I want to make the statement I have made very clear to the hon. member who raises the question. The purpose of Bill C-3, and I read this verbatim out of notes from our briefing, "is to enable provincial governments to provide their residents reasonably comparable levels of public service at reasonable levels of taxation".
In other words Bill C-3 creates a level playing field across Canada. This bill provides that we will bring the per capita payment up to the standard of $4,800. Now that does not bring it up to 100 per cent but it brings it from 85 per cent to 93 per cent in terms of comparability. A group of factors have been taken into consideration to bring about this standard and to do the best in comparability.
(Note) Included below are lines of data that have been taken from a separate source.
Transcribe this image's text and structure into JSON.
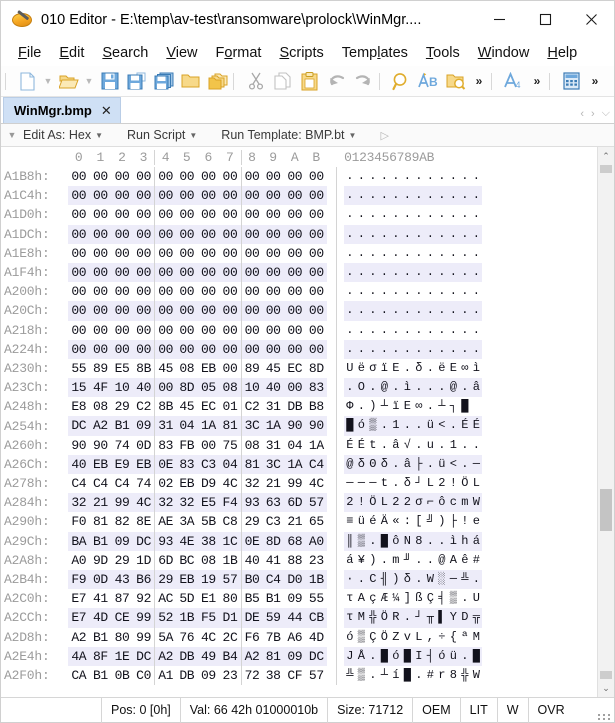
{
  "window": {
    "title": "010 Editor - E:\\temp\\av-test\\ransomware\\prolock\\WinMgr....",
    "icon": "app-logo-icon",
    "minimize_label": "–",
    "maximize_label": "□",
    "close_label": "✕"
  },
  "menubar": {
    "items": [
      {
        "label": "File",
        "mnemonic": "F"
      },
      {
        "label": "Edit",
        "mnemonic": "E"
      },
      {
        "label": "Search",
        "mnemonic": "S"
      },
      {
        "label": "View",
        "mnemonic": "V"
      },
      {
        "label": "Format",
        "mnemonic": "o"
      },
      {
        "label": "Scripts",
        "mnemonic": "S"
      },
      {
        "label": "Templates",
        "mnemonic": "l"
      },
      {
        "label": "Tools",
        "mnemonic": "T"
      },
      {
        "label": "Window",
        "mnemonic": "W"
      },
      {
        "label": "Help",
        "mnemonic": "H"
      }
    ]
  },
  "toolbar": {
    "items": [
      {
        "name": "new-file-icon",
        "title": "New"
      },
      {
        "name": "new-file-dropdown-caret-icon",
        "title": "New options"
      },
      {
        "name": "open-file-icon",
        "title": "Open"
      },
      {
        "name": "open-file-dropdown-caret-icon",
        "title": "Open options"
      },
      {
        "name": "save-icon",
        "title": "Save"
      },
      {
        "name": "save-as-icon",
        "title": "Save As"
      },
      {
        "name": "save-all-icon",
        "title": "Save All"
      },
      {
        "name": "open-folder-icon",
        "title": "Open Directory"
      },
      {
        "name": "open-all-folders-icon",
        "title": "Open All"
      },
      {
        "name": "cut-icon",
        "title": "Cut"
      },
      {
        "name": "copy-icon",
        "title": "Copy"
      },
      {
        "name": "paste-icon",
        "title": "Paste"
      },
      {
        "name": "undo-icon",
        "title": "Undo"
      },
      {
        "name": "redo-icon",
        "title": "Redo"
      },
      {
        "name": "find-icon",
        "title": "Find"
      },
      {
        "name": "replace-icon",
        "title": "Replace"
      },
      {
        "name": "find-in-files-icon",
        "title": "Find In Files"
      },
      {
        "name": "overflow-chevrons-icon",
        "title": "More"
      },
      {
        "name": "font-size-icon",
        "title": "Font"
      },
      {
        "name": "overflow-chevrons-icon-2",
        "title": "More"
      },
      {
        "name": "calculator-icon",
        "title": "Calculator"
      },
      {
        "name": "overflow-chevrons-icon-3",
        "title": "More"
      }
    ],
    "more_glyph": "»"
  },
  "tabs": {
    "items": [
      {
        "label": "WinMgr.bmp",
        "close": "✕",
        "active": true
      }
    ],
    "nav_prev": "‹",
    "nav_next": "›",
    "nav_list": "⌵"
  },
  "editbar": {
    "collapse_glyph": "▼",
    "edit_as_label": "Edit As: Hex",
    "run_script_label": "Run Script",
    "run_template_label": "Run Template: BMP.bt",
    "chevron": "⌄",
    "play_glyph": "▷"
  },
  "hex": {
    "column_headers": [
      "0",
      "1",
      "2",
      "3",
      "4",
      "5",
      "6",
      "7",
      "8",
      "9",
      "A",
      "B"
    ],
    "ascii_header": "0123456789AB",
    "bytes_per_row": 12,
    "rows": [
      {
        "addr": "A1B8h:",
        "bytes": [
          "00",
          "00",
          "00",
          "00",
          "00",
          "00",
          "00",
          "00",
          "00",
          "00",
          "00",
          "00"
        ],
        "ascii": "............"
      },
      {
        "addr": "A1C4h:",
        "bytes": [
          "00",
          "00",
          "00",
          "00",
          "00",
          "00",
          "00",
          "00",
          "00",
          "00",
          "00",
          "00"
        ],
        "ascii": "............"
      },
      {
        "addr": "A1D0h:",
        "bytes": [
          "00",
          "00",
          "00",
          "00",
          "00",
          "00",
          "00",
          "00",
          "00",
          "00",
          "00",
          "00"
        ],
        "ascii": "............"
      },
      {
        "addr": "A1DCh:",
        "bytes": [
          "00",
          "00",
          "00",
          "00",
          "00",
          "00",
          "00",
          "00",
          "00",
          "00",
          "00",
          "00"
        ],
        "ascii": "............"
      },
      {
        "addr": "A1E8h:",
        "bytes": [
          "00",
          "00",
          "00",
          "00",
          "00",
          "00",
          "00",
          "00",
          "00",
          "00",
          "00",
          "00"
        ],
        "ascii": "............"
      },
      {
        "addr": "A1F4h:",
        "bytes": [
          "00",
          "00",
          "00",
          "00",
          "00",
          "00",
          "00",
          "00",
          "00",
          "00",
          "00",
          "00"
        ],
        "ascii": "............"
      },
      {
        "addr": "A200h:",
        "bytes": [
          "00",
          "00",
          "00",
          "00",
          "00",
          "00",
          "00",
          "00",
          "00",
          "00",
          "00",
          "00"
        ],
        "ascii": "............"
      },
      {
        "addr": "A20Ch:",
        "bytes": [
          "00",
          "00",
          "00",
          "00",
          "00",
          "00",
          "00",
          "00",
          "00",
          "00",
          "00",
          "00"
        ],
        "ascii": "............"
      },
      {
        "addr": "A218h:",
        "bytes": [
          "00",
          "00",
          "00",
          "00",
          "00",
          "00",
          "00",
          "00",
          "00",
          "00",
          "00",
          "00"
        ],
        "ascii": "............"
      },
      {
        "addr": "A224h:",
        "bytes": [
          "00",
          "00",
          "00",
          "00",
          "00",
          "00",
          "00",
          "00",
          "00",
          "00",
          "00",
          "00"
        ],
        "ascii": "............"
      },
      {
        "addr": "A230h:",
        "bytes": [
          "55",
          "89",
          "E5",
          "8B",
          "45",
          "08",
          "EB",
          "00",
          "89",
          "45",
          "EC",
          "8D"
        ],
        "ascii": "UëσïE.δ.ëE∞ì"
      },
      {
        "addr": "A23Ch:",
        "bytes": [
          "15",
          "4F",
          "10",
          "40",
          "00",
          "8D",
          "05",
          "08",
          "10",
          "40",
          "00",
          "83"
        ],
        "ascii": ".O.@.ì...@.â"
      },
      {
        "addr": "A248h:",
        "bytes": [
          "E8",
          "08",
          "29",
          "C2",
          "8B",
          "45",
          "EC",
          "01",
          "C2",
          "31",
          "DB",
          "B8"
        ],
        "ascii": "Φ.)┴ïE∞.┴┐█"
      },
      {
        "addr": "A254h:",
        "bytes": [
          "DC",
          "A2",
          "B1",
          "09",
          "31",
          "04",
          "1A",
          "81",
          "3C",
          "1A",
          "90",
          "90"
        ],
        "ascii": "█ó▒.1..ü<.ÉÉ"
      },
      {
        "addr": "A260h:",
        "bytes": [
          "90",
          "90",
          "74",
          "0D",
          "83",
          "FB",
          "00",
          "75",
          "08",
          "31",
          "04",
          "1A"
        ],
        "ascii": "ÉÉt.â√.u.1.."
      },
      {
        "addr": "A26Ch:",
        "bytes": [
          "40",
          "EB",
          "E9",
          "EB",
          "0E",
          "83",
          "C3",
          "04",
          "81",
          "3C",
          "1A",
          "C4"
        ],
        "ascii": "@δΘδ.â├.ü<.─"
      },
      {
        "addr": "A278h:",
        "bytes": [
          "C4",
          "C4",
          "C4",
          "74",
          "02",
          "EB",
          "D9",
          "4C",
          "32",
          "21",
          "99",
          "4C"
        ],
        "ascii": "───t.δ┘L2!ÖL"
      },
      {
        "addr": "A284h:",
        "bytes": [
          "32",
          "21",
          "99",
          "4C",
          "32",
          "32",
          "E5",
          "F4",
          "93",
          "63",
          "6D",
          "57"
        ],
        "ascii": "2!ÖL22σ⌐ôcmW"
      },
      {
        "addr": "A290h:",
        "bytes": [
          "F0",
          "81",
          "82",
          "8E",
          "AE",
          "3A",
          "5B",
          "C8",
          "29",
          "C3",
          "21",
          "65"
        ],
        "ascii": "≡üéÄ«:[╝)├!e"
      },
      {
        "addr": "A29Ch:",
        "bytes": [
          "BA",
          "B1",
          "09",
          "DC",
          "93",
          "4E",
          "38",
          "1C",
          "0E",
          "8D",
          "68",
          "A0"
        ],
        "ascii": "║▒.█ôN8..ìhá"
      },
      {
        "addr": "A2A8h:",
        "bytes": [
          "A0",
          "9D",
          "29",
          "1D",
          "6D",
          "BC",
          "08",
          "1B",
          "40",
          "41",
          "88",
          "23"
        ],
        "ascii": "á¥).m╜..@Aê#"
      },
      {
        "addr": "A2B4h:",
        "bytes": [
          "F9",
          "0D",
          "43",
          "B6",
          "29",
          "EB",
          "19",
          "57",
          "B0",
          "C4",
          "D0",
          "1B"
        ],
        "ascii": "·.C╢)δ.W░─╩."
      },
      {
        "addr": "A2C0h:",
        "bytes": [
          "E7",
          "41",
          "87",
          "92",
          "AC",
          "5D",
          "E1",
          "80",
          "B5",
          "B1",
          "09",
          "55"
        ],
        "ascii": "τAçÆ¼]ßÇ╡▒.U"
      },
      {
        "addr": "A2CCh:",
        "bytes": [
          "E7",
          "4D",
          "CE",
          "99",
          "52",
          "1B",
          "F5",
          "D1",
          "DE",
          "59",
          "44",
          "CB"
        ],
        "ascii": "τM╬ÖR.┘╥▌YD╦"
      },
      {
        "addr": "A2D8h:",
        "bytes": [
          "A2",
          "B1",
          "80",
          "99",
          "5A",
          "76",
          "4C",
          "2C",
          "F6",
          "7B",
          "A6",
          "4D"
        ],
        "ascii": "ó▒ÇÖZvL,÷{ªM"
      },
      {
        "addr": "A2E4h:",
        "bytes": [
          "4A",
          "8F",
          "1E",
          "DC",
          "A2",
          "DB",
          "49",
          "B4",
          "A2",
          "81",
          "09",
          "DC"
        ],
        "ascii": "JÅ.█ó█I┤óü.█"
      },
      {
        "addr": "A2F0h:",
        "bytes": [
          "CA",
          "B1",
          "0B",
          "C0",
          "A1",
          "DB",
          "09",
          "23",
          "72",
          "38",
          "CF",
          "57"
        ],
        "ascii": "╩▒.┴í█.#r8╬W"
      }
    ]
  },
  "scrollbar": {
    "up_glyph": "⌃",
    "down_glyph": "⌄"
  },
  "statusbar": {
    "position": "Pos: 0 [0h]",
    "value": "Val: 66 42h 01000010b",
    "size": "Size: 71712",
    "charset": "OEM",
    "endian": "LIT",
    "mode_w": "W",
    "insert_mode": "OVR"
  },
  "colors": {
    "tab_active_bg": "#cfe0f5",
    "alt_row_bg": "#edecf9",
    "address_fg": "#9b9b9b",
    "hex_fg": "#12121c",
    "toolbar_yellow": "#f2c44a",
    "toolbar_blue": "#6ea8dc"
  }
}
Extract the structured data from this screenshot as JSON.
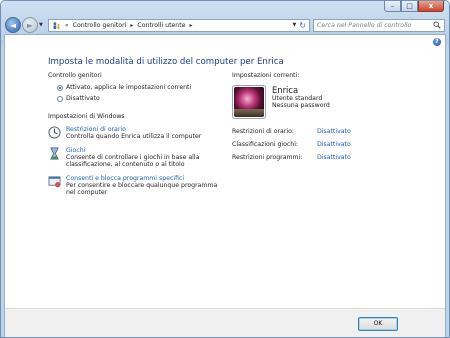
{
  "window": {
    "caption_buttons": {
      "minimize": "–",
      "maximize": "□",
      "close": "x"
    }
  },
  "navbar": {
    "back_glyph": "◄",
    "forward_glyph": "►",
    "breadcrumb": [
      {
        "label": "Controllo genitori"
      },
      {
        "label": "Controlli utente"
      }
    ],
    "breadcrumb_prefix": "«",
    "breadcrumb_separator": "▸",
    "address_dropdown": "▼",
    "refresh_glyph": "↻",
    "search_placeholder": "Cerca nel Pannello di controllo"
  },
  "main": {
    "help_glyph": "?",
    "title": "Imposta le modalità di utilizzo del computer per Enrica",
    "parental_controls": {
      "heading": "Controllo genitori",
      "options": [
        {
          "label": "Attivato, applica le impostazioni correnti",
          "selected": true
        },
        {
          "label": "Disattivato",
          "selected": false
        }
      ]
    },
    "windows_settings": {
      "heading": "Impostazioni di Windows",
      "items": [
        {
          "icon": "clock-icon",
          "link": "Restrizioni di orario",
          "desc": "Controlla quando Enrica utilizza il computer"
        },
        {
          "icon": "games-icon",
          "link": "Giochi",
          "desc": "Consente di controllare i giochi in base alla classificazione, al contenuto o al titolo"
        },
        {
          "icon": "program-icon",
          "link": "Consenti e blocca programmi specifici",
          "desc": "Per consentire e bloccare qualunque programma nel computer"
        }
      ]
    },
    "current_settings": {
      "heading": "Impostazioni correnti:",
      "user": {
        "name": "Enrica",
        "type": "Utente standard",
        "password": "Nessuna password"
      },
      "restrictions": [
        {
          "label": "Restrizioni di orario:",
          "value": "Disattivato"
        },
        {
          "label": "Classificazioni giochi:",
          "value": "Disattivato"
        },
        {
          "label": "Restrizioni programmi:",
          "value": "Disattivato"
        }
      ]
    }
  },
  "footer": {
    "ok_label": "OK"
  },
  "colors": {
    "link": "#1e5fb8",
    "title": "#1a3e8a",
    "frame": "#bcd3ea"
  }
}
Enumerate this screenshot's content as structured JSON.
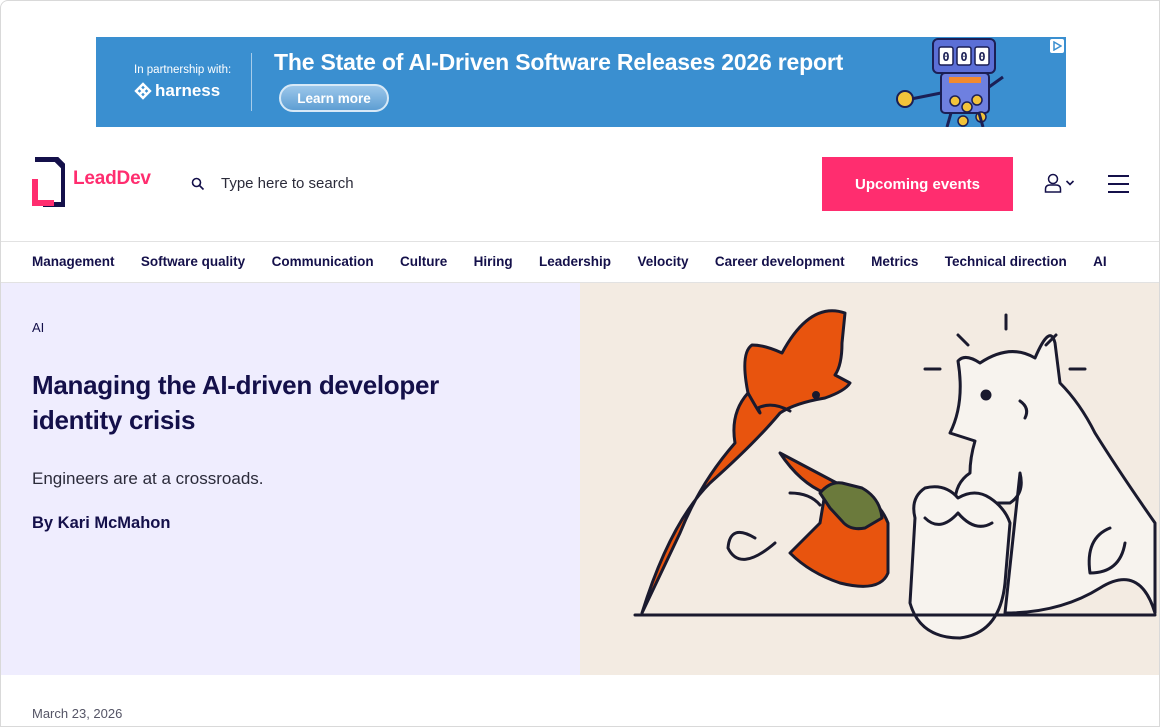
{
  "ad": {
    "partner_label": "In partnership with:",
    "partner_brand": "harness",
    "title": "The State of AI-Driven Software Releases 2026 report",
    "cta_label": "Learn more",
    "counter": "000"
  },
  "header": {
    "logo_text": "LeadDev",
    "search_placeholder": "Type here to search",
    "events_button": "Upcoming events"
  },
  "nav": {
    "items": [
      "Management",
      "Software quality",
      "Communication",
      "Culture",
      "Hiring",
      "Leadership",
      "Velocity",
      "Career development",
      "Metrics",
      "Technical direction",
      "AI"
    ]
  },
  "article": {
    "category": "AI",
    "title": "Managing the AI-driven developer identity crisis",
    "subtitle": "Engineers are at a crossroads.",
    "author": "By Kari McMahon",
    "date": "March 23, 2026"
  },
  "colors": {
    "brand_pink": "#ff2d6f",
    "navy": "#14104a",
    "ad_blue": "#3a8fd0",
    "hero_lavender": "#efedfe",
    "hero_beige": "#f3ebe2",
    "figure_orange": "#e8540e",
    "figure_green": "#6b7a3c"
  }
}
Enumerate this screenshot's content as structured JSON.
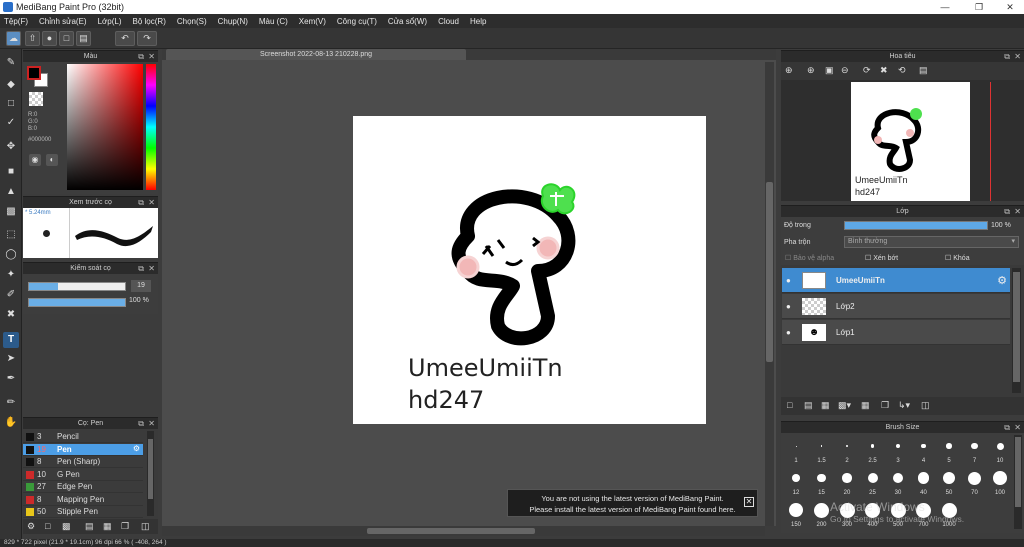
{
  "app": {
    "title": "MediBang Paint Pro (32bit)"
  },
  "menu": [
    "Tệp(F)",
    "Chỉnh sửa(E)",
    "Lớp(L)",
    "Bộ lọc(R)",
    "Chọn(S)",
    "Chụp(N)",
    "Màu (C)",
    "Xem(V)",
    "Công cụ(T)",
    "Cửa sổ(W)",
    "Cloud",
    "Help"
  ],
  "document": {
    "tab": "Screenshot 2022-08-13 210228.png",
    "text_line1": "UmeeUmiiTn",
    "text_line2": "hd247"
  },
  "color_panel": {
    "title": "Màu",
    "r": "R:0",
    "g": "G:0",
    "b": "B:0",
    "hex": "#000000"
  },
  "brush_preview": {
    "title": "Xem trước cọ",
    "size": "* 5.24mm"
  },
  "brush_control": {
    "title": "Kiểm soát cọ",
    "size_value": "19",
    "opacity_value": "100 %",
    "size_level": 0.3,
    "opacity_level": 1.0
  },
  "brush_panel": {
    "title": "Cọ: Pen",
    "items": [
      {
        "size": "3",
        "name": "Pencil",
        "color": "#111111"
      },
      {
        "size": "19",
        "name": "Pen",
        "color": "#111111"
      },
      {
        "size": "8",
        "name": "Pen (Sharp)",
        "color": "#111111"
      },
      {
        "size": "10",
        "name": "G Pen",
        "color": "#cc2a2a"
      },
      {
        "size": "27",
        "name": "Edge Pen",
        "color": "#3a9a3a"
      },
      {
        "size": "8",
        "name": "Mapping Pen",
        "color": "#cc2a2a"
      },
      {
        "size": "50",
        "name": "Stipple Pen",
        "color": "#e8c61a"
      }
    ]
  },
  "navigator": {
    "title": "Hoa tiêu",
    "text_line1": "UmeeUmiiTn",
    "text_line2": "hd247"
  },
  "layers": {
    "title": "Lớp",
    "opacity_label": "Độ trong",
    "opacity_value": "100 %",
    "blend_label": "Pha trộn",
    "blend_value": "Bình thường",
    "protect_alpha": "Bảo vệ alpha",
    "clipping": "Xén bớt",
    "lock": "Khóa",
    "items": [
      {
        "name": "UmeeUmiiTn"
      },
      {
        "name": "Lớp2"
      },
      {
        "name": "Lớp1"
      }
    ]
  },
  "brush_size": {
    "title": "Brush Size",
    "sizes": [
      "1",
      "1.5",
      "2",
      "2.5",
      "3",
      "4",
      "5",
      "7",
      "10",
      "12",
      "15",
      "20",
      "25",
      "30",
      "40",
      "50",
      "70",
      "100",
      "150",
      "200",
      "300",
      "400",
      "500",
      "700",
      "1000"
    ]
  },
  "notification": {
    "line1": "You are not using the latest version of MediBang Paint.",
    "line2": "Please install the latest version of MediBang Paint found here."
  },
  "watermark": {
    "line1": "Activate Windows",
    "line2": "Go to Settings to activate Windows."
  },
  "statusbar": {
    "text": "829 * 722 pixel   (21.9 * 19.1cm)   96 dpi   66 %   ( -408, 264 )"
  }
}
If we have equalized the opportunity for Canadians in whatever community they live, whether it is Quebec, Newfoundland, Nova Scotia or Alberta or wherever it is, we have equalized it by Bill C-3. That is the starting point. Any programs allocated after that should not require an equalization consideration.
For example, housing through RRAP and if everything is equal, if it is $10 per capita in Newfoundland, then it should be $10 per capita in Alberta and $10 per capita in British Columbia or Saskatchewan or Quebec so that we should not have to consider it as much. However as we observe the distribution of federal funds in a variety of programs, and we even note it in the infrastructure program, we built a factor into that program that said it was still not quite equal in some of the provinces and that we had to consider the unemployment factor so those provinces receive more per capita.
That is really saying that our equity considerations were not working and that we still have to work on them and shore them up. I am saying let us be careful so we do not overdo that in the programs we design from this period of time on and in the programs which will be introduced in the budget which is coming up in February 1994 as well.